We would like to thank Ramaekers et al. [1] for their interest in our publication, which highlights some of the challenges faced when validating complex, multi-disease models.

We welcome the discussion of feedback from the evidence review group appraisal. Based on the experience of submitting to the National Institute for Health and Care Excellence, updates have been made to the Core Obesity Model (COM) and the revised version is currently being used in other countries around the world. While there is uncertainty associated with certain aspects of the model predictions, the internal and external validation aimed to provide a degree of reassurance that those model predictions are generally consistent with external data.

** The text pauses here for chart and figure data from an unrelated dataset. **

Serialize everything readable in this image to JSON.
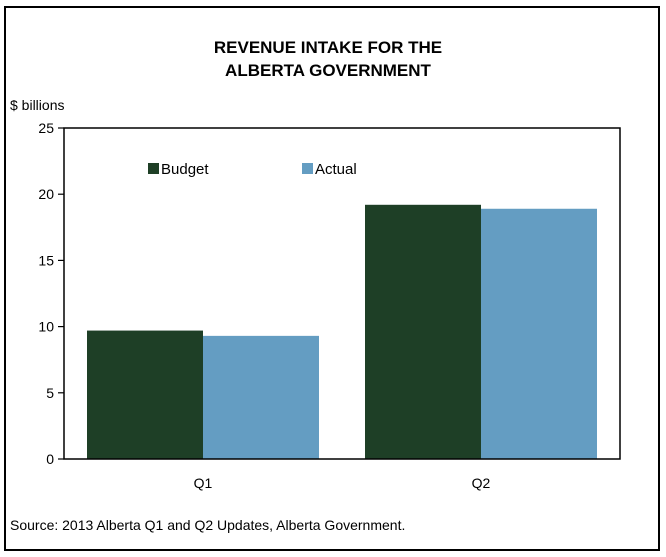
{
  "chart_data": {
    "type": "bar",
    "title_lines": [
      "REVENUE INTAKE FOR THE",
      "ALBERTA GOVERNMENT"
    ],
    "ylabel": "$ billions",
    "categories": [
      "Q1",
      "Q2"
    ],
    "series": [
      {
        "name": "Budget",
        "color": "#1e3f26",
        "values": [
          9.7,
          19.2
        ]
      },
      {
        "name": "Actual",
        "color": "#649dc2",
        "values": [
          9.3,
          18.9
        ]
      }
    ],
    "ylim": [
      0,
      25
    ],
    "yticks": [
      0,
      5,
      10,
      15,
      20,
      25
    ],
    "grid": false,
    "legend": "top-left"
  },
  "source_note": "Source: 2013 Alberta Q1 and Q2 Updates, Alberta Government."
}
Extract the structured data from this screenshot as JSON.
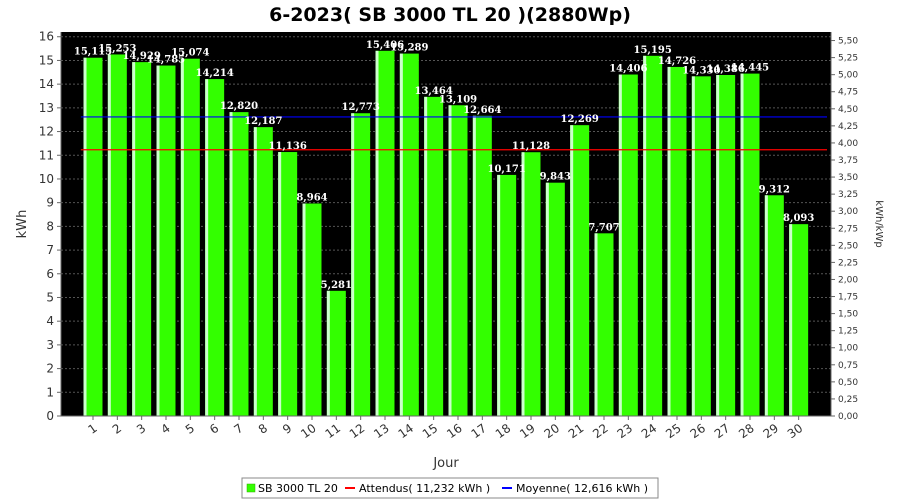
{
  "chart_data": {
    "type": "bar",
    "title": "6-2023( SB 3000 TL 20 )(2880Wp)",
    "xlabel": "Jour",
    "ylabel": "kWh",
    "ylabel_right": "kWh/kWp",
    "ylim": [
      0,
      16.2
    ],
    "ylim_right": [
      0,
      5.625
    ],
    "y_ticks": [
      0,
      1,
      2,
      3,
      4,
      5,
      6,
      7,
      8,
      9,
      10,
      11,
      12,
      13,
      14,
      15,
      16
    ],
    "y_ticks_right": [
      "0,00",
      "0,25",
      "0,50",
      "0,75",
      "1,00",
      "1,25",
      "1,50",
      "1,75",
      "2,00",
      "2,25",
      "2,50",
      "2,75",
      "3,00",
      "3,25",
      "3,50",
      "3,75",
      "4,00",
      "4,25",
      "4,50",
      "4,75",
      "5,00",
      "5,25",
      "5,50"
    ],
    "categories": [
      "1",
      "2",
      "3",
      "4",
      "5",
      "6",
      "7",
      "8",
      "9",
      "10",
      "11",
      "12",
      "13",
      "14",
      "15",
      "16",
      "17",
      "18",
      "19",
      "20",
      "21",
      "22",
      "23",
      "24",
      "25",
      "26",
      "27",
      "28",
      "29",
      "30"
    ],
    "series": [
      {
        "name": "SB 3000 TL 20",
        "color": "#33ff00",
        "values": [
          15.115,
          15.253,
          14.929,
          14.785,
          15.074,
          14.214,
          12.82,
          12.187,
          11.136,
          8.964,
          5.281,
          12.773,
          15.406,
          15.289,
          13.464,
          13.109,
          12.664,
          10.171,
          11.128,
          9.843,
          12.269,
          7.707,
          14.406,
          15.195,
          14.726,
          14.33,
          14.386,
          14.445,
          9.312,
          8.093
        ],
        "labels": [
          "15,115",
          "15,253",
          "14,929",
          "14,785",
          "15,074",
          "14,214",
          "12,820",
          "12,187",
          "11,136",
          "8,964",
          "5,281",
          "12,773",
          "15,406",
          "15,289",
          "13,464",
          "13,109",
          "12,664",
          "10,171",
          "11,128",
          "9,843",
          "12,269",
          "7,707",
          "14,406",
          "15,195",
          "14,726",
          "14,330",
          "14,386",
          "14,445",
          "9,312",
          "8,093"
        ]
      }
    ],
    "reference_lines": [
      {
        "name": "Attendus( 11,232 kWh )",
        "value": 11.232,
        "color": "#ff0000"
      },
      {
        "name": "Moyenne( 12,616 kWh )",
        "value": 12.616,
        "color": "#0000ff"
      }
    ],
    "grid": true,
    "legend_position": "bottom",
    "colors": {
      "plot_background": "#000000",
      "bar": "#33ff00",
      "bar_highlight": "#ccffcc",
      "grid": "#555555"
    }
  }
}
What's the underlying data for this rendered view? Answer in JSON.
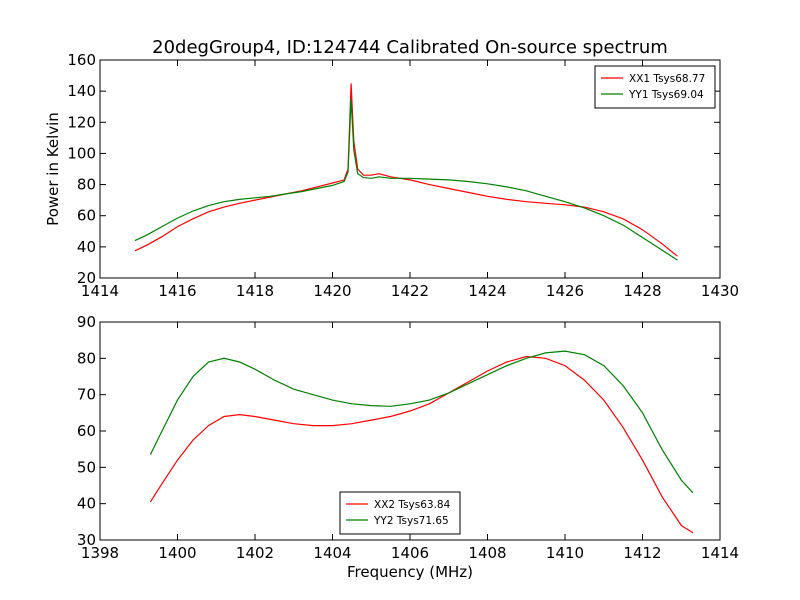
{
  "figure": {
    "title": "20degGroup4, ID:124744 Calibrated On-source spectrum"
  },
  "chart_data": [
    {
      "type": "line",
      "title": "20degGroup4, ID:124744 Calibrated On-source spectrum",
      "xlabel": "",
      "ylabel": "Power in Kelvin",
      "xlim": [
        1414,
        1430
      ],
      "ylim": [
        20,
        160
      ],
      "xticks": [
        1414,
        1416,
        1418,
        1420,
        1422,
        1424,
        1426,
        1428,
        1430
      ],
      "yticks": [
        20,
        40,
        60,
        80,
        100,
        120,
        140,
        160
      ],
      "legend_position": "top-right",
      "grid": false,
      "series": [
        {
          "name": "XX1 Tsys68.77",
          "color": "#ff0000",
          "points": [
            [
              1414.9,
              37.5
            ],
            [
              1415.2,
              41
            ],
            [
              1415.6,
              46.5
            ],
            [
              1416.0,
              53
            ],
            [
              1416.4,
              58
            ],
            [
              1416.8,
              62.5
            ],
            [
              1417.2,
              65.5
            ],
            [
              1417.6,
              68
            ],
            [
              1418.0,
              70
            ],
            [
              1418.4,
              72
            ],
            [
              1418.8,
              74
            ],
            [
              1419.2,
              76
            ],
            [
              1419.6,
              78.5
            ],
            [
              1420.0,
              81
            ],
            [
              1420.3,
              83
            ],
            [
              1420.4,
              90
            ],
            [
              1420.48,
              145
            ],
            [
              1420.55,
              108
            ],
            [
              1420.65,
              90
            ],
            [
              1420.8,
              86
            ],
            [
              1421.0,
              86
            ],
            [
              1421.2,
              87
            ],
            [
              1421.5,
              85
            ],
            [
              1422.0,
              83
            ],
            [
              1422.5,
              80
            ],
            [
              1423.0,
              77.5
            ],
            [
              1423.5,
              75
            ],
            [
              1424.0,
              72.5
            ],
            [
              1424.5,
              70.5
            ],
            [
              1425.0,
              69
            ],
            [
              1425.5,
              68
            ],
            [
              1426.0,
              67
            ],
            [
              1426.5,
              65.5
            ],
            [
              1427.0,
              62.5
            ],
            [
              1427.5,
              58
            ],
            [
              1428.0,
              51
            ],
            [
              1428.5,
              42
            ],
            [
              1428.9,
              34
            ]
          ]
        },
        {
          "name": "YY1 Tsys69.04",
          "color": "#008000",
          "points": [
            [
              1414.9,
              44
            ],
            [
              1415.2,
              47.5
            ],
            [
              1415.6,
              53
            ],
            [
              1416.0,
              58.5
            ],
            [
              1416.4,
              63
            ],
            [
              1416.8,
              66.5
            ],
            [
              1417.2,
              69
            ],
            [
              1417.6,
              70.5
            ],
            [
              1418.0,
              71.5
            ],
            [
              1418.4,
              72.5
            ],
            [
              1418.8,
              74
            ],
            [
              1419.2,
              75.5
            ],
            [
              1419.6,
              77.5
            ],
            [
              1420.0,
              79.5
            ],
            [
              1420.3,
              82
            ],
            [
              1420.4,
              88
            ],
            [
              1420.48,
              135
            ],
            [
              1420.55,
              102
            ],
            [
              1420.65,
              87
            ],
            [
              1420.8,
              84.5
            ],
            [
              1421.0,
              84
            ],
            [
              1421.2,
              85
            ],
            [
              1421.5,
              84
            ],
            [
              1422.0,
              84
            ],
            [
              1422.5,
              83.5
            ],
            [
              1423.0,
              83
            ],
            [
              1423.5,
              82
            ],
            [
              1424.0,
              80.5
            ],
            [
              1424.5,
              78.5
            ],
            [
              1425.0,
              76
            ],
            [
              1425.5,
              72.5
            ],
            [
              1426.0,
              69
            ],
            [
              1426.5,
              65
            ],
            [
              1427.0,
              60
            ],
            [
              1427.5,
              54
            ],
            [
              1428.0,
              46
            ],
            [
              1428.5,
              38
            ],
            [
              1428.9,
              31.5
            ]
          ]
        }
      ]
    },
    {
      "type": "line",
      "title": "",
      "xlabel": "Frequency (MHz)",
      "ylabel": "",
      "xlim": [
        1398,
        1414
      ],
      "ylim": [
        30,
        90
      ],
      "xticks": [
        1398,
        1400,
        1402,
        1404,
        1406,
        1408,
        1410,
        1412,
        1414
      ],
      "yticks": [
        30,
        40,
        50,
        60,
        70,
        80,
        90
      ],
      "legend_position": "bottom-center",
      "grid": false,
      "series": [
        {
          "name": "XX2 Tsys63.84",
          "color": "#ff0000",
          "points": [
            [
              1399.3,
              40.5
            ],
            [
              1399.6,
              45.5
            ],
            [
              1400.0,
              52
            ],
            [
              1400.4,
              57.5
            ],
            [
              1400.8,
              61.5
            ],
            [
              1401.2,
              64
            ],
            [
              1401.6,
              64.5
            ],
            [
              1402.0,
              64
            ],
            [
              1402.5,
              63
            ],
            [
              1403.0,
              62
            ],
            [
              1403.5,
              61.5
            ],
            [
              1404.0,
              61.5
            ],
            [
              1404.5,
              62
            ],
            [
              1405.0,
              63
            ],
            [
              1405.5,
              64
            ],
            [
              1406.0,
              65.5
            ],
            [
              1406.5,
              67.5
            ],
            [
              1407.0,
              70.5
            ],
            [
              1407.5,
              73.5
            ],
            [
              1408.0,
              76.5
            ],
            [
              1408.5,
              79
            ],
            [
              1409.0,
              80.5
            ],
            [
              1409.5,
              80
            ],
            [
              1410.0,
              78
            ],
            [
              1410.5,
              74
            ],
            [
              1411.0,
              68.5
            ],
            [
              1411.5,
              61
            ],
            [
              1412.0,
              52
            ],
            [
              1412.5,
              42
            ],
            [
              1413.0,
              34
            ],
            [
              1413.3,
              32
            ]
          ]
        },
        {
          "name": "YY2 Tsys71.65",
          "color": "#008000",
          "points": [
            [
              1399.3,
              53.5
            ],
            [
              1399.6,
              60
            ],
            [
              1400.0,
              68.5
            ],
            [
              1400.4,
              75
            ],
            [
              1400.8,
              79
            ],
            [
              1401.2,
              80
            ],
            [
              1401.6,
              79
            ],
            [
              1402.0,
              77
            ],
            [
              1402.5,
              74
            ],
            [
              1403.0,
              71.5
            ],
            [
              1403.5,
              70
            ],
            [
              1404.0,
              68.5
            ],
            [
              1404.5,
              67.5
            ],
            [
              1405.0,
              67
            ],
            [
              1405.5,
              66.8
            ],
            [
              1406.0,
              67.5
            ],
            [
              1406.5,
              68.5
            ],
            [
              1407.0,
              70.5
            ],
            [
              1407.5,
              73
            ],
            [
              1408.0,
              75.5
            ],
            [
              1408.5,
              78
            ],
            [
              1409.0,
              80
            ],
            [
              1409.5,
              81.5
            ],
            [
              1410.0,
              82
            ],
            [
              1410.5,
              81
            ],
            [
              1411.0,
              78
            ],
            [
              1411.5,
              72.5
            ],
            [
              1412.0,
              65
            ],
            [
              1412.5,
              55
            ],
            [
              1413.0,
              46.5
            ],
            [
              1413.3,
              43
            ]
          ]
        }
      ]
    }
  ]
}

Another important point is the definition of acceptable concordance between predicted and observed values, and we agree that this is a challenging aspect of model validation. Indeed, the International Society for Pharmacoeconomics and Outcomes Research/Society for Medical Decision Making guidelines emphasize that it is not feasible to quantify the desired level of accuracy for the predictions made by models, stating that “it is not possible to specify criteria that a model must meet to be declared ‘valid’, as if validity were a property of the model that applies to all of its applications and uses for all time” [2]. Additional statistical methods, like those described by Corro Ramos et al., may be of use; however, as stated by those authors, any approach would still require decision makers to establish a necessary accuracy level, which may rely on more factors than prediction accuracy versus empirical data per se [3].

Finally, we agree that uncertainty may arise from extrapolating short-term outcomes based on selected, published risk estimates, and that alternative options are limited. When risk equations are used to predict outcomes, it is assumed that the effect of a weight management intervention will result in a risk of an outcome, irrespective of baseline levels. However, a prerequisite to modelling legacy effects accounting for previous weight profiles is that such risk equations must be available. These aspects are particularly important when considering a multi-application model like the COM, which can evolve over time as new clinical evidence becomes available.

We hope that these additional discussions are a constructive adjunct to our manuscript and help to contextualize its role as a starting point from which future iterations can incorporate newer risk estimates, when available, and as the basis for cost-effectiveness analyses in specific clinical settings.